The usual framing is to align agent policies in a way that also ensures that they don't have an out-of-distribution phase change. With deceptive alignment, sharp left turn, and goodharting, capability to consider complicated plans or mere optimization-in-actuality prompts situations that are too out-of-distribution. The behavior on-distribution stops being a good indication of what's going to happen there, regardless of difficulties of modern ML with robustness. In this framing, the training distribution also needs to confer alignment, so it anchors to more usual situations that can currently be captured in practice, with more capable agents or over-optimizing agents discovering more unusual situations than that. This anchoring of the character of the training distribution might be a problem.
It seems useful to deconfuse agents that don't have that sort of phase change in their behavior, without being distracted by the separate problem of their alignment. When not focusing on aligned agents, it becomes more natural to consider arbitrary agents in arbitrary situations, including situations that can't be obtained from the world as training data, so won't be useful for ensuring alignment. And to treat such situations as training data for ML purposes.

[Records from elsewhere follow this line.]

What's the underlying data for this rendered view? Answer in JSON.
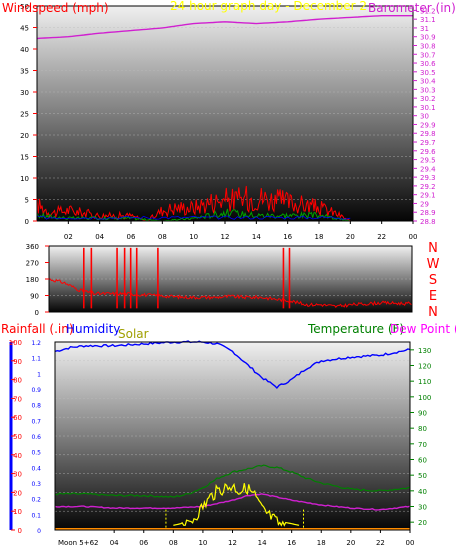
{
  "colors": {
    "wind": "#ff0000",
    "gust": "#00a000",
    "wind_low": "#0000ff",
    "baro": "#d020d0",
    "header": "#ffff00",
    "dir": "#ff0000",
    "humidity": "#0000ff",
    "temp": "#008000",
    "solar": "#ffff00",
    "dewpoint": "#d020d0",
    "rain": "#ff0000",
    "hum_axis": "#0000ff",
    "solar_title": "#a0a000",
    "temp_title": "#008000",
    "dew_title": "#ff00ff"
  },
  "header": {
    "wind_title": "Windspeed (mph)",
    "center_title": "24 hour graph day - December 2",
    "baro_title": "Barometer (in)"
  },
  "direction_letters": [
    "N",
    "W",
    "S",
    "E",
    "N"
  ],
  "bottom_titles": {
    "rain": "Rainfall (.in)",
    "humidity": "Humidity",
    "solar": "Solar",
    "temp": "Temperature (F)",
    "dewpoint": "Dew Point ("
  },
  "moon_label": "Moon 5+62",
  "x_ticks": [
    "02",
    "04",
    "06",
    "08",
    "10",
    "12",
    "14",
    "16",
    "18",
    "20",
    "22",
    "00"
  ],
  "chart_data": [
    {
      "type": "line",
      "name": "wind_baro",
      "x_range": [
        0,
        24
      ],
      "wind_axis": [
        0,
        5,
        10,
        15,
        20,
        25,
        30,
        35,
        40,
        45,
        50
      ],
      "baro_axis": [
        "28.8",
        "28.9",
        "29",
        "29.1",
        "29.2",
        "29.3",
        "29.4",
        "29.5",
        "29.6",
        "29.7",
        "29.8",
        "29.9",
        "30",
        "30.1",
        "30.2",
        "30.3",
        "30.4",
        "30.5",
        "30.6",
        "30.7",
        "30.8",
        "30.9",
        "31",
        "31.1",
        "31.2"
      ],
      "baro_ylim": [
        28.8,
        31.25
      ],
      "wind_ylim": [
        0,
        50
      ],
      "series": [
        {
          "key": "baro",
          "x": [
            0,
            2,
            4,
            6,
            8,
            10,
            12,
            14,
            16,
            18,
            20,
            22,
            24
          ],
          "y": [
            30.88,
            30.9,
            30.94,
            30.97,
            31.0,
            31.05,
            31.07,
            31.05,
            31.07,
            31.1,
            31.12,
            31.14,
            31.14
          ]
        },
        {
          "key": "wind_env",
          "x": [
            0,
            1,
            2,
            3,
            4,
            5,
            6,
            7,
            8,
            9,
            10,
            11,
            12,
            13,
            14,
            15,
            16,
            17,
            18,
            19,
            20
          ],
          "y": [
            6,
            3,
            4,
            3,
            2,
            2,
            2,
            0,
            4,
            5,
            5,
            7,
            8,
            8,
            9,
            8,
            7,
            6,
            5,
            3,
            0
          ]
        },
        {
          "key": "gust_env",
          "x": [
            0,
            2,
            4,
            6,
            8,
            10,
            12,
            14,
            16,
            18,
            20
          ],
          "y": [
            2,
            1,
            1,
            1,
            0,
            1,
            3,
            2,
            2,
            2,
            0
          ]
        }
      ]
    },
    {
      "type": "line",
      "name": "wind_direction",
      "x_range": [
        0,
        24
      ],
      "y_axis": [
        0,
        90,
        180,
        270,
        360
      ],
      "ylim": [
        0,
        360
      ],
      "series": [
        {
          "key": "dir",
          "x": [
            0,
            1,
            2,
            3,
            4,
            5,
            6,
            7,
            8,
            9,
            10,
            11,
            12,
            13,
            14,
            15,
            16,
            17,
            18,
            19,
            20,
            22,
            24
          ],
          "y": [
            180,
            160,
            120,
            100,
            100,
            100,
            95,
            90,
            85,
            80,
            80,
            80,
            85,
            80,
            80,
            70,
            60,
            40,
            40,
            30,
            40,
            50,
            45
          ]
        }
      ],
      "spikes_x": [
        2.3,
        2.8,
        4.5,
        5.0,
        5.4,
        5.8,
        7.2,
        15.5,
        15.9
      ]
    },
    {
      "type": "line",
      "name": "rain_humidity_solar_temp",
      "x_range": [
        0,
        24
      ],
      "rain_axis": [
        "0",
        "0.1",
        "0.2",
        "0.3",
        "0.4",
        "0.5",
        "0.6",
        "0.7",
        "0.8",
        "0.9",
        "1",
        "1.1",
        "1.2"
      ],
      "humidity_axis": [
        0,
        10,
        20,
        30,
        40,
        50,
        60,
        70,
        80,
        90,
        100
      ],
      "temp_axis": [
        20,
        30,
        40,
        50,
        60,
        70,
        80,
        90,
        100,
        110,
        120,
        130
      ],
      "temp_ylim": [
        15,
        135
      ],
      "series": [
        {
          "key": "humidity",
          "x": [
            0,
            1,
            2,
            4,
            6,
            8,
            9,
            10,
            11,
            12,
            13,
            14,
            15,
            16,
            17,
            18,
            20,
            22,
            24
          ],
          "y": [
            95,
            97,
            98,
            98,
            99,
            100,
            100,
            100,
            99,
            95,
            88,
            81,
            76,
            80,
            86,
            90,
            92,
            93,
            96
          ]
        },
        {
          "key": "temp",
          "x": [
            0,
            2,
            4,
            6,
            8,
            9,
            10,
            11,
            12,
            13,
            14,
            15,
            16,
            17,
            18,
            20,
            22,
            24
          ],
          "y": [
            38,
            38,
            37,
            37,
            36,
            38,
            42,
            48,
            52,
            54,
            56,
            55,
            52,
            48,
            45,
            41,
            40,
            42
          ]
        },
        {
          "key": "dewpoint",
          "x": [
            0,
            2,
            4,
            6,
            8,
            10,
            12,
            13,
            14,
            15,
            16,
            18,
            20,
            22,
            24
          ],
          "y": [
            30,
            30,
            29,
            29,
            29,
            30,
            34,
            37,
            38,
            36,
            34,
            31,
            29,
            28,
            30
          ]
        },
        {
          "key": "solar",
          "x": [
            8,
            8.5,
            9,
            9.5,
            10,
            10.5,
            11,
            11.5,
            12,
            12.5,
            13,
            13.5,
            14,
            14.5,
            15,
            15.5,
            16,
            16.5
          ],
          "y": [
            18,
            19,
            22,
            28,
            34,
            40,
            44,
            46,
            47,
            44,
            46,
            41,
            32,
            28,
            24,
            20,
            19,
            18
          ]
        }
      ],
      "solar_markers_x": [
        7.5,
        16.8
      ]
    }
  ]
}
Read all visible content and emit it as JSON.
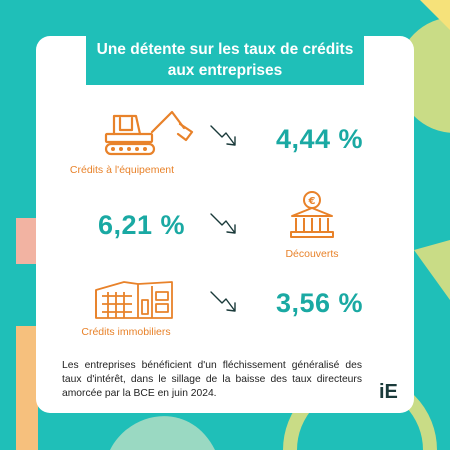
{
  "title": "Une détente sur les taux de crédits aux entreprises",
  "items": [
    {
      "label": "Crédits à l'équipement",
      "value": "4,44 %",
      "icon": "excavator-icon",
      "trend": "down"
    },
    {
      "label": "Découverts",
      "value": "6,21 %",
      "icon": "bank-euro-icon",
      "trend": "down"
    },
    {
      "label": "Crédits immobiliers",
      "value": "3,56 %",
      "icon": "building-icon",
      "trend": "down"
    }
  ],
  "description": "Les entreprises bénéficient d'un fléchissement généralisé des taux d'intérêt, dans le sillage de la baisse des taux directeurs amorcée par la BCE en juin 2024.",
  "logo": "iE",
  "colors": {
    "background": "#1fbfb8",
    "accent_orange": "#e8822a",
    "accent_teal": "#1aa9a3",
    "shape_green": "#c9dc86",
    "shape_pink": "#f2b3a2"
  }
}
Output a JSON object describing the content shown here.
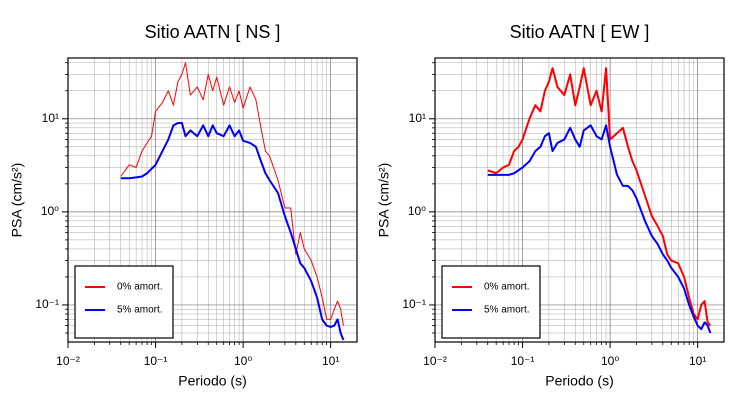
{
  "chart_data": [
    {
      "type": "line",
      "title": "Sitio AATN [ NS ]",
      "x_label": "Periodo (s)",
      "y_label": "PSA (cm/s²)",
      "xscale": "log",
      "yscale": "log",
      "grid": true,
      "legend": "lower left",
      "xlim": [
        0.01,
        20
      ],
      "ylim": [
        0.04,
        45
      ],
      "xticks": [
        {
          "value": 0.01,
          "label": "10⁻²"
        },
        {
          "value": 0.1,
          "label": "10⁻¹"
        },
        {
          "value": 1,
          "label": "10⁰"
        },
        {
          "value": 10,
          "label": "10¹"
        }
      ],
      "yticks": [
        {
          "value": 0.1,
          "label": "10⁻¹"
        },
        {
          "value": 1,
          "label": "10⁰"
        },
        {
          "value": 10,
          "label": "10¹"
        }
      ],
      "xminorticks": [
        0.02,
        0.03,
        0.04,
        0.05,
        0.06,
        0.07,
        0.08,
        0.09,
        0.2,
        0.3,
        0.4,
        0.5,
        0.6,
        0.7,
        0.8,
        0.9,
        2,
        3,
        4,
        5,
        6,
        7,
        8,
        9
      ],
      "yminorticks": [
        0.05,
        0.06,
        0.07,
        0.08,
        0.09,
        0.2,
        0.3,
        0.4,
        0.5,
        0.6,
        0.7,
        0.8,
        0.9,
        2,
        3,
        4,
        5,
        6,
        7,
        8,
        9,
        20,
        30,
        40
      ],
      "x": [
        0.04,
        0.05,
        0.06,
        0.07,
        0.08,
        0.09,
        0.1,
        0.12,
        0.14,
        0.16,
        0.18,
        0.2,
        0.22,
        0.25,
        0.3,
        0.35,
        0.4,
        0.45,
        0.5,
        0.6,
        0.7,
        0.8,
        0.9,
        1.0,
        1.2,
        1.4,
        1.6,
        1.8,
        2.0,
        2.5,
        3,
        3.5,
        4,
        4.5,
        5,
        6,
        7,
        8,
        9,
        10,
        11,
        12,
        13,
        14
      ],
      "series": [
        {
          "name": "0% amort.",
          "color": "#ff0000",
          "width": 1,
          "values": [
            2.4,
            3.2,
            3.0,
            4.5,
            5.5,
            6.5,
            12,
            15,
            20,
            14,
            25,
            30,
            40,
            18,
            22,
            16,
            30,
            20,
            28,
            14,
            22,
            15,
            20,
            13,
            22,
            16,
            8,
            4.5,
            4.0,
            2.2,
            1.1,
            1.1,
            0.35,
            0.6,
            0.4,
            0.3,
            0.2,
            0.12,
            0.07,
            0.07,
            0.09,
            0.11,
            0.09,
            0.06
          ]
        },
        {
          "name": "5% amort.",
          "color": "#0000ff",
          "width": 2,
          "values": [
            2.3,
            2.3,
            2.35,
            2.4,
            2.6,
            2.9,
            3.2,
            4.5,
            6.0,
            8.5,
            9.0,
            9.0,
            6.5,
            7.5,
            6.5,
            8.5,
            6.5,
            8.5,
            7.0,
            6.5,
            8.5,
            6.5,
            7.5,
            5.8,
            5.5,
            5.0,
            3.5,
            2.6,
            2.2,
            1.6,
            0.9,
            0.6,
            0.4,
            0.28,
            0.25,
            0.18,
            0.12,
            0.07,
            0.06,
            0.058,
            0.06,
            0.07,
            0.05,
            0.042
          ]
        }
      ]
    },
    {
      "type": "line",
      "title": "Sitio AATN [ EW ]",
      "x_label": "Periodo (s)",
      "y_label": "PSA (cm/s²)",
      "xscale": "log",
      "yscale": "log",
      "grid": true,
      "legend": "lower left",
      "xlim": [
        0.01,
        20
      ],
      "ylim": [
        0.04,
        45
      ],
      "xticks": [
        {
          "value": 0.01,
          "label": "10⁻²"
        },
        {
          "value": 0.1,
          "label": "10⁻¹"
        },
        {
          "value": 1,
          "label": "10⁰"
        },
        {
          "value": 10,
          "label": "10¹"
        }
      ],
      "yticks": [
        {
          "value": 0.1,
          "label": "10⁻¹"
        },
        {
          "value": 1,
          "label": "10⁰"
        },
        {
          "value": 10,
          "label": "10¹"
        }
      ],
      "xminorticks": [
        0.02,
        0.03,
        0.04,
        0.05,
        0.06,
        0.07,
        0.08,
        0.09,
        0.2,
        0.3,
        0.4,
        0.5,
        0.6,
        0.7,
        0.8,
        0.9,
        2,
        3,
        4,
        5,
        6,
        7,
        8,
        9
      ],
      "yminorticks": [
        0.05,
        0.06,
        0.07,
        0.08,
        0.09,
        0.2,
        0.3,
        0.4,
        0.5,
        0.6,
        0.7,
        0.8,
        0.9,
        2,
        3,
        4,
        5,
        6,
        7,
        8,
        9,
        20,
        30,
        40
      ],
      "x": [
        0.04,
        0.05,
        0.06,
        0.07,
        0.08,
        0.09,
        0.1,
        0.12,
        0.14,
        0.16,
        0.18,
        0.2,
        0.22,
        0.25,
        0.3,
        0.35,
        0.4,
        0.45,
        0.5,
        0.6,
        0.7,
        0.8,
        0.9,
        1.0,
        1.2,
        1.4,
        1.6,
        1.8,
        2.0,
        2.5,
        3,
        3.5,
        4,
        4.5,
        5,
        6,
        7,
        8,
        9,
        10,
        11,
        12,
        13,
        14
      ],
      "series": [
        {
          "name": "0% amort.",
          "color": "#ff0000",
          "width": 2,
          "values": [
            2.8,
            2.6,
            3.0,
            3.2,
            4.5,
            5.0,
            6.0,
            10,
            14,
            12,
            20,
            25,
            35,
            22,
            18,
            30,
            14,
            22,
            35,
            14,
            20,
            12,
            35,
            6,
            7,
            8,
            5,
            3.5,
            2.8,
            1.5,
            0.9,
            0.7,
            0.55,
            0.35,
            0.3,
            0.28,
            0.2,
            0.12,
            0.08,
            0.07,
            0.1,
            0.11,
            0.065,
            0.06
          ]
        },
        {
          "name": "5% amort.",
          "color": "#0000ff",
          "width": 2,
          "values": [
            2.5,
            2.5,
            2.5,
            2.5,
            2.6,
            2.8,
            3.0,
            3.5,
            4.5,
            5.0,
            6.5,
            7.0,
            4.5,
            5.5,
            6.0,
            8.0,
            6.0,
            5.0,
            7.5,
            8.5,
            6.5,
            6.0,
            8.5,
            5.0,
            2.5,
            1.9,
            1.9,
            1.7,
            1.4,
            0.8,
            0.55,
            0.45,
            0.35,
            0.3,
            0.25,
            0.2,
            0.15,
            0.1,
            0.075,
            0.06,
            0.055,
            0.065,
            0.06,
            0.05
          ]
        }
      ]
    }
  ]
}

The simulator framing is an example of this point, except it still pays too much attention to currently observable reality (even as simulators themselves are bad at that task). A simulator is a map of counterfactuals and not an agent, and it's not about describing particular agents, instead it describes all sorts of agents and their interaction in all sorts of situations simultaneously. Can a simulator be trained to be particularly good at describing agents that make coherent decisions across a wide variety of situations, including situations that can't be collected as training data from the world, or won't occur in actuality, and need to instead be generated, with little hope or intent of remaining predictive of the real world? Or maybe such coherence is more naturally found in something smaller than agents, a collective of intents/purposes/concepts/norms that each shapes a scope of situations where it's relevant, competing/bargaining with others of its kind to find an equilibrium that doesn't have the more jarring sorts of behavioral phase changes, especially capability-related ones.